En tant que Pasteurs du troupeau du Christ, vous devriez exhorter les Supérieurs à
un discernement attentif de l'aptitude des candidats à la vie religieuse et les aider
à fournir une solide formation spirituelle et intellectuelle, que ce soit avant ou
après la profession. Plus les religieux de votre diocèse vivront de façon fidèle et
dévouée leur engagement au Christ dans la chasteté, la pauvreté et l'obéissance, plus
les hommes et les femmes du Ghana comprendront que «le Royaume de Dieu est tout proche»
(Mc 1, 15).
«Servir et non pas être servis»
7. Dans l'accomplissement
de vos nombreux devoirs, vous et vos prêtres devez toujours être attentifs aux besoins
humains et spirituels de votre peuple. Le temps et les ressources employés dans des
structures diocésaines et paroissiales ou dans des projets de développement, ne devraient
jamais l'être aux dépens des personnes; ces structures et projets ne devraient pas
non plus empêcher le contact personnel avec ceux que Dieu nous a appelés à servir.
De même, les rencontres entre les évêques et les prêtres ne devraient pas se limiter
au débat de questions administratives, mais devraient également fournir une occasion
de parler des joies et des difficultés personnelles, spirituelles et pastorales du
ministère sacerdotal. Les questions financières exigent une grande équité et solidarité
et des efforts doivent être accomplis afin de partager les contributions reçues.
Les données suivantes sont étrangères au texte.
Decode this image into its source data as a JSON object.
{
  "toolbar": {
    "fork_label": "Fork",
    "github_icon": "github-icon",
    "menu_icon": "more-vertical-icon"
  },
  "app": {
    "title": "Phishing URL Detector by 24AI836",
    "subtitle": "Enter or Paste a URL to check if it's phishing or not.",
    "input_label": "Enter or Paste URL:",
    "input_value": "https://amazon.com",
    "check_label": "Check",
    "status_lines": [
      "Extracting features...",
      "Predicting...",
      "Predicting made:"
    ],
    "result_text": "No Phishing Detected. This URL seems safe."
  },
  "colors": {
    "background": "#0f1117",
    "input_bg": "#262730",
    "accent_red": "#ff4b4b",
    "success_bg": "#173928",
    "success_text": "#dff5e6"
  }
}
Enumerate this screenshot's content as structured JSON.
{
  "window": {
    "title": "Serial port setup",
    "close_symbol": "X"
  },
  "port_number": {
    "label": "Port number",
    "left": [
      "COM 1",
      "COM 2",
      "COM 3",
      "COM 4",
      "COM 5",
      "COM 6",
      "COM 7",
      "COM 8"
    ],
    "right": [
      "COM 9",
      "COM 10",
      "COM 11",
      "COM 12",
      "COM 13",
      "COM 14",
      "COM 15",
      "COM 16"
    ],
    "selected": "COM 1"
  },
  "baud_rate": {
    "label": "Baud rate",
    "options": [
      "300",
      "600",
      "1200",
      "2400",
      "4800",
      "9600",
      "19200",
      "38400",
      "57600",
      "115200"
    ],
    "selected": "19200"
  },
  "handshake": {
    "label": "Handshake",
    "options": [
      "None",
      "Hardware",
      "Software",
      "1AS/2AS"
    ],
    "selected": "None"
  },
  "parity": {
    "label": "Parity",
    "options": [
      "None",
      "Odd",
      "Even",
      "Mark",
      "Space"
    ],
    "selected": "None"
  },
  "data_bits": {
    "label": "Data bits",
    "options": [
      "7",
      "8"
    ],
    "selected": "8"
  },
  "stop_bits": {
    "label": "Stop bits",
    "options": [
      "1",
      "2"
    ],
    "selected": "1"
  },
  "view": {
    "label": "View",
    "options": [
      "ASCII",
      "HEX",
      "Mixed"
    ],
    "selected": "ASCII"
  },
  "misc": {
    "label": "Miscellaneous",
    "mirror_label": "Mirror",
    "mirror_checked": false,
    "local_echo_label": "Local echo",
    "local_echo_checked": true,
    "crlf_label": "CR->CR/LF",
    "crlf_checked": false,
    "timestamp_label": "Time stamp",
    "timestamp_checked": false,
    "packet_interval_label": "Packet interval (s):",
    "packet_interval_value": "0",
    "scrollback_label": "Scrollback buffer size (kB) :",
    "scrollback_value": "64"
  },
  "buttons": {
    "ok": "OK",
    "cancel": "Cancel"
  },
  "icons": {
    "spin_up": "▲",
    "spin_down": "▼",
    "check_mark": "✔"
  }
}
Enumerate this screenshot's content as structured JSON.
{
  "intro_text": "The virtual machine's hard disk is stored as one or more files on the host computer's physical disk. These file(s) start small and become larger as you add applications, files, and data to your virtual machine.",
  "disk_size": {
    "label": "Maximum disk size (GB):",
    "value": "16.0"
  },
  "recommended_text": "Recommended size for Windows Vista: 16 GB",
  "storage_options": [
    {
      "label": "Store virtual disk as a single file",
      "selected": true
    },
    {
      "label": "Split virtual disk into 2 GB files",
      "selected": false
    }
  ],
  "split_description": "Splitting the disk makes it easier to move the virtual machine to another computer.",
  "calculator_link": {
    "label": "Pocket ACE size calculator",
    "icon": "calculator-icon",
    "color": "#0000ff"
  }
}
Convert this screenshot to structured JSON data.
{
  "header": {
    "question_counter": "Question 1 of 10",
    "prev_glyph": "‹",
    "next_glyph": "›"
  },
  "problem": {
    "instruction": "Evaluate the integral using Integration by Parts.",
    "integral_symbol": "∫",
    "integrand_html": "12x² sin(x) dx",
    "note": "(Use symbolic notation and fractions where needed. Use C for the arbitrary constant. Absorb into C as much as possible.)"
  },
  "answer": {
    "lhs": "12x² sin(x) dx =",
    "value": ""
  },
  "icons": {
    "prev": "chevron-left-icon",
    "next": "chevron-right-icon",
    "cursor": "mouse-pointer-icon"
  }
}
Dans
le même temps, des mesures devraient être prises afin d'aider les communautés locales
à atteindre une plus grande indépendance économique, afin que l'Eglise qui est au
Ghana soit moins dépendante de l'aide extérieure. La mission pastorale de l'Eglise
et le devoir de ses ministres «de servir et non pas d'être servis» (Mt 20, 28), doivent
être considérés comme le souci principal dans tous les domaines.
Chers frères
dans l'épiscopat, les paroles que je vous ai adressées aujourd'hui ont pour but de
vous offrir mon encouragement dans le Seigneur. Je suis pleinement conscient des difficultés
quotidiennes de votre ministère et du dévouement généreux avec lequel vous accomplissez
votre service. Je vous confie, ainsi que vos diocèses, au soin bienveillant de Marie,
Reine des Apôtres. Je prie pour que vos efforts pour conduire l'Eglise qui est au
Ghana à une célébration joyeuse et féconde du Jubilé à venir, «une année de grâce
du Seigneur» (Tertio millennio adveniente, n. 11), soit couronnée d'un grand succès.
A travers cet événement important, puissiez-vous, ainsi que votre peuple, faire l'expérience
de la grâce infinie du «nouvel Avent» que l'Esprit prépare pour toute l'Eglise de
Dieu (ibid., n. 23). Dans cet espoir, je vous donne de tout cœur, ainsi qu'aux prêtres,
aux religieux et aux laïcs de vos communautés locales, ma Bénédiction apostolique.